An experiment allows this scientist to isolate the effect of just the income. It does this by splitting the observations into two groups called the control group and the experimental group.

For example, say I randomly select 400 people from all over the country, and I ask them what their income is, and how much they spend on clothes. Then I do something interesting. I randomly choose to give 100 of them an extra $40,000 each year for the next 5 years.

This additional $40,000 is called a treatment. It makes these 100 people the experimental group. The other group, the 300 left over, are the “control group”. They don’t get the $40,000, but otherwise are pretty much the same as the treatment group. They’re just a bunch of random people. The hope is that the randomness “cancels out” the differences between the experimental (the 100 people who get $40,000 each for the next 5 years) and control group (the 300 people who get nothing).

This way, if there turns out to be more spending in the experimental group, and it happens to be about 3% of $40,000, my hypothesis is much more likely to be true! Can you intuitively see why?

Let’s use a real example from biological science this time, as opposed to fashion. Suppose you have a drug and you want to test whether or not it is effective for the treatment of lice in cats.

You need some quantitative, objective way to measure the actual treatment to see if its working. One way is to measure the amount of time cats spend scratching versus not scratching.

So you would start with a random sample of cats with lice, and then give an experimental group the treatment, or drug, to see if it changes how they behave. In other words, whether it changes the scratching time. You might make the independent variable then, the dosage of the drug, and compare that to the scratching time.

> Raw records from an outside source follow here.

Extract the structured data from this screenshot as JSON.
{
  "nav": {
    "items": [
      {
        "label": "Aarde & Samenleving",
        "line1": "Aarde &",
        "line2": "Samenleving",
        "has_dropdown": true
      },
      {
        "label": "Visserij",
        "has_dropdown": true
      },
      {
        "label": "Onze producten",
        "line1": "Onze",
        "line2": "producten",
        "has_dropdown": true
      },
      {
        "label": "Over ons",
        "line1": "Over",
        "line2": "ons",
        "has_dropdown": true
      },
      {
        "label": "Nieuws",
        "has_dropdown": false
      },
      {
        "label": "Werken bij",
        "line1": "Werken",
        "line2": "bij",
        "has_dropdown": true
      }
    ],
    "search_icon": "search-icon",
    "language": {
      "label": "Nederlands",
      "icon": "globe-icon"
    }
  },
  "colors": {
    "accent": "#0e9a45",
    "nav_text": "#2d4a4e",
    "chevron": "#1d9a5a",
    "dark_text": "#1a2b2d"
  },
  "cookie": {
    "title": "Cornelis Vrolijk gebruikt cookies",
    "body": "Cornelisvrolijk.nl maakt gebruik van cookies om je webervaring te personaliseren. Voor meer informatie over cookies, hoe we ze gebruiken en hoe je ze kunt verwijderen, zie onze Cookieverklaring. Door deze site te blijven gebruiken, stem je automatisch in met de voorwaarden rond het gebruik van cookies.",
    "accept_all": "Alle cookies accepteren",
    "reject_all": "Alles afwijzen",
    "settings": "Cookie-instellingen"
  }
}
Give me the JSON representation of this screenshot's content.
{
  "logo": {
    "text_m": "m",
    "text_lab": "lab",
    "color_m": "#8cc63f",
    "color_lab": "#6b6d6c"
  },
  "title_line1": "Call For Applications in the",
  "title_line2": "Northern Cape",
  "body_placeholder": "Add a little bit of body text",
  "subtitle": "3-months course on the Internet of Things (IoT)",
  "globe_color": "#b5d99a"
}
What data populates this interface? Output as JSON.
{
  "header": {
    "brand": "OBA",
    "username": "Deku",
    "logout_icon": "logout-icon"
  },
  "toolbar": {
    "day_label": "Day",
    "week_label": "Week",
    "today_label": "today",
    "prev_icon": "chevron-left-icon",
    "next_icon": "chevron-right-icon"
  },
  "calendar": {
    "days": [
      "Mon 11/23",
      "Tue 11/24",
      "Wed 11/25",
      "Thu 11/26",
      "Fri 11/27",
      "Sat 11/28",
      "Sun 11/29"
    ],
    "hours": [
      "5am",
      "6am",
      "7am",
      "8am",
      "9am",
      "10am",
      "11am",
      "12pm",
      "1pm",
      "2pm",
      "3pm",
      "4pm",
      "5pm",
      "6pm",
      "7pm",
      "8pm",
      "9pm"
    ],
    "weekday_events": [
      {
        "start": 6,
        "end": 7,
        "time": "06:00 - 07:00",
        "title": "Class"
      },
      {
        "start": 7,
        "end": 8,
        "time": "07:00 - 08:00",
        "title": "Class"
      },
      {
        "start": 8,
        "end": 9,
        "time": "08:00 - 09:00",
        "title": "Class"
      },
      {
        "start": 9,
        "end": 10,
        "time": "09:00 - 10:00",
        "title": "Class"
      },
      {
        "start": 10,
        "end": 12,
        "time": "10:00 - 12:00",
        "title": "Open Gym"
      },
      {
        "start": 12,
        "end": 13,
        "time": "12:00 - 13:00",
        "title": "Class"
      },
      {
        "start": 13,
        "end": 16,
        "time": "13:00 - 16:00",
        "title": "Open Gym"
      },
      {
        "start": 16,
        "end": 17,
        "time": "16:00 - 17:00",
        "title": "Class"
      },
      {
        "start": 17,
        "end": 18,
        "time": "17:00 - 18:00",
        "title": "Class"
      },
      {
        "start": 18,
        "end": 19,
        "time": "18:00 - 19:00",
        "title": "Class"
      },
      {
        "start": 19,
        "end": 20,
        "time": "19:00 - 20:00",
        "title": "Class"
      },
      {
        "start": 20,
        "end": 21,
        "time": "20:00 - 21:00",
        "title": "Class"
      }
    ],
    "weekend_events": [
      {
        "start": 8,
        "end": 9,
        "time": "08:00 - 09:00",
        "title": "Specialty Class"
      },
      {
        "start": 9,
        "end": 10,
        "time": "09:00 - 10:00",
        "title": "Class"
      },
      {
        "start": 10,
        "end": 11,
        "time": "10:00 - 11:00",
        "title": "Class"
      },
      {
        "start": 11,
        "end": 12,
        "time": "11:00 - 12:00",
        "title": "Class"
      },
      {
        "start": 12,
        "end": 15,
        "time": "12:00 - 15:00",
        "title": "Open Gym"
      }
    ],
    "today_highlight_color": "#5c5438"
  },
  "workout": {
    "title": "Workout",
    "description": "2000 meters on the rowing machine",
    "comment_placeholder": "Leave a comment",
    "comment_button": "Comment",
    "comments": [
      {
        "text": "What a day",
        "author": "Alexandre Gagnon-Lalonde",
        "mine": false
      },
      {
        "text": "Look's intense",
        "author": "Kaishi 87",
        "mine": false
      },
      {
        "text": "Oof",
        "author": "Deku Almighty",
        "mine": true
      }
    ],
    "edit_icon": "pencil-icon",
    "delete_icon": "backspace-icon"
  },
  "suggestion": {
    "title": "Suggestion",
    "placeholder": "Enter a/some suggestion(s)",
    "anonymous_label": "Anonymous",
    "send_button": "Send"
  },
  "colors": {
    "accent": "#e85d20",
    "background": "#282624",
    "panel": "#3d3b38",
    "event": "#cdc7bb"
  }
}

You want to make sure your experimental group is as close as possible to the control group, so usually vets actually give the cats a placebo dosage of something that has no effect, like water, just to make sure that the actual injection or consumption behavior or activity by the cats doesn’t impact the difference between the control and experimental group.

1.2 About this Ebook

This ebook is made with something called “Quarto”, using an application called “R Studio”. This lets us create blocks of programming code that print graphics and perform operations for us, such as this one:

x = 1 + 1 
print(x)

For the most part we will not utilize these, except for data visualization where it’s relevant.